Bazilia Maeva Rusamaza, 18, suffered from depression in 2017 and thought she was suffering from a strange disease.
“I was ashamed to tell people what I was going through. So I smiled and pretended in public and at home, as if nothing was wrong with me,” Rusamaza says.
So she kept it to herself until 2020 when her body and mind couldn’t hold it anymore and one day it all came out when she started acting strange in public and at home. She says she has gone to the level of cutting her skin, one of the signs which can easily lead to suicides.
In fact, one day she drugged herself (with pills) almost to her death but she survived after being rushed to hospital.
In all this there was one person – her mom- whom she says was always behind her, able to listen to her story, fears and feelings until the time when she got proper treatment and recovered.
From her experience she started an organization- “Hear2Share” which brings together teenagers to share their mental health issues regardless of their experience, age and social status and get free assistance.
“This initiative has directly helped about 100 youths and many more who come to us seeking support on how to help others,” Rusamaza said.
This is one of the few youth led initiatives that Rwanda is counting on in order to deal with the growing mental health burden which research has largely attributed to the after effects of the 1994 genocide against Tutsi.
Other youth led initiatives include medical students organization in the University of Rwanda operating mental health activities and services in the university communities and outside.
On the celebration of World Mental Health day this weekend, Rwanda Biomedical Centre (RBC) department of mental health showed that there are three areas which need to be addressed as the burden of mental health increases in several facets of life.
These include: addressing the increasing burden, service delivery and emerging challenges with innovative solutions.
According to the department mental health survey showed that mental health is a burden in Rwandan society.
For instance, one in ten children have depression, one in five youths has a mental health problem and women are more affected than men.
Moreover, it has been found that there is a slight increase in urban than rural areas.
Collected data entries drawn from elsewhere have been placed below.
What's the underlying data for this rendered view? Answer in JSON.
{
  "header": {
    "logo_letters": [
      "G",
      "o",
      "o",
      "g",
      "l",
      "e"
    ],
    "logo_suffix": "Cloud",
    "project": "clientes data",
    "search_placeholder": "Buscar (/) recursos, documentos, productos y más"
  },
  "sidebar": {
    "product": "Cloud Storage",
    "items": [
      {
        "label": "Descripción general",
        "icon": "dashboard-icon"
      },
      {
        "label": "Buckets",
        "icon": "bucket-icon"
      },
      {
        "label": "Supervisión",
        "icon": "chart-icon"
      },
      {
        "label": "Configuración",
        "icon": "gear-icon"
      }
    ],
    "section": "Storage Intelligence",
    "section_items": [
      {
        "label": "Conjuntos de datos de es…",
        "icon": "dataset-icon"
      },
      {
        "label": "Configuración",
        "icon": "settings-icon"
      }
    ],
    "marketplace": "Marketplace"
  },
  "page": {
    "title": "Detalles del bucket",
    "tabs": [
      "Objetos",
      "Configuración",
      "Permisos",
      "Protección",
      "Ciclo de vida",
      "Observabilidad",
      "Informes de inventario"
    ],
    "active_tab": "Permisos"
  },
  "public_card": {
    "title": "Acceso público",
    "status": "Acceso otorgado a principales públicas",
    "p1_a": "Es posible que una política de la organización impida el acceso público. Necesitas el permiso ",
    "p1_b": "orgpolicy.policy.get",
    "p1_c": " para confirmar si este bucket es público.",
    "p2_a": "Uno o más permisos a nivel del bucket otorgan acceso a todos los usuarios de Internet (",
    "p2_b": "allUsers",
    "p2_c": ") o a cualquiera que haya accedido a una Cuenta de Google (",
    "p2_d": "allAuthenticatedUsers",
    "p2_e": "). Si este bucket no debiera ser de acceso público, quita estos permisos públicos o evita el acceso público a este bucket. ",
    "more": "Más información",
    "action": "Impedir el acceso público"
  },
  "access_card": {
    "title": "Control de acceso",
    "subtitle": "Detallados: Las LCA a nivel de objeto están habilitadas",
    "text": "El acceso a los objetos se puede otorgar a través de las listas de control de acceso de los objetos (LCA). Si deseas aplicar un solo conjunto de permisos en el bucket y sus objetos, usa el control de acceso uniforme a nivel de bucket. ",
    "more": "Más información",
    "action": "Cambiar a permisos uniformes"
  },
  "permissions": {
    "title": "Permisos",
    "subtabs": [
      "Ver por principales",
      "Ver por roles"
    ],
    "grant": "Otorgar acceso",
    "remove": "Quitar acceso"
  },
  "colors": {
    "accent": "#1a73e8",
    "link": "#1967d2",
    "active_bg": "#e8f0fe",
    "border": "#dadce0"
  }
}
The research also showed gaps in service delivery: Since 2004 when the first mental health policy was developed, 46 hospitals provide mental health (MH) services . 419 Health centers out of 508 have MH services.
RBC findings show that Innovation is highly needed in order to address the small percentage of persons (2%) accessing mental health treatment and the gap is said to be bigger especially among the adolescent who fez to find MH services.
“RBC has started a screening exercise for youth but we need innovative ideas on substance abuse, and around the Covid-19 pandemic impact caused 41% suicide attempt and Gbv also increased which also need innovative ways of addressing it,” said Dr. Darius Gishoma, from RBC mental health department.
Dr. Yvonne Kayiteshonga, the Head of RBC mental health department said, that there is need for more partners to come on board to support existing initiatives especially with a focus on early intervention programs among children, in schools and families.
“We want more people to intervene by creating adolescent and school based mental health programs, we need your support in community based prevention and promotion of services through community health workers and leaders,” Kayiteshonga said.
She said that Rwanda has put more efforts in general population awareness campaigns and invested in research but there is need to do more follow up informative research (using existing data) to inform emerging challenges such as the Covid19 pandemic.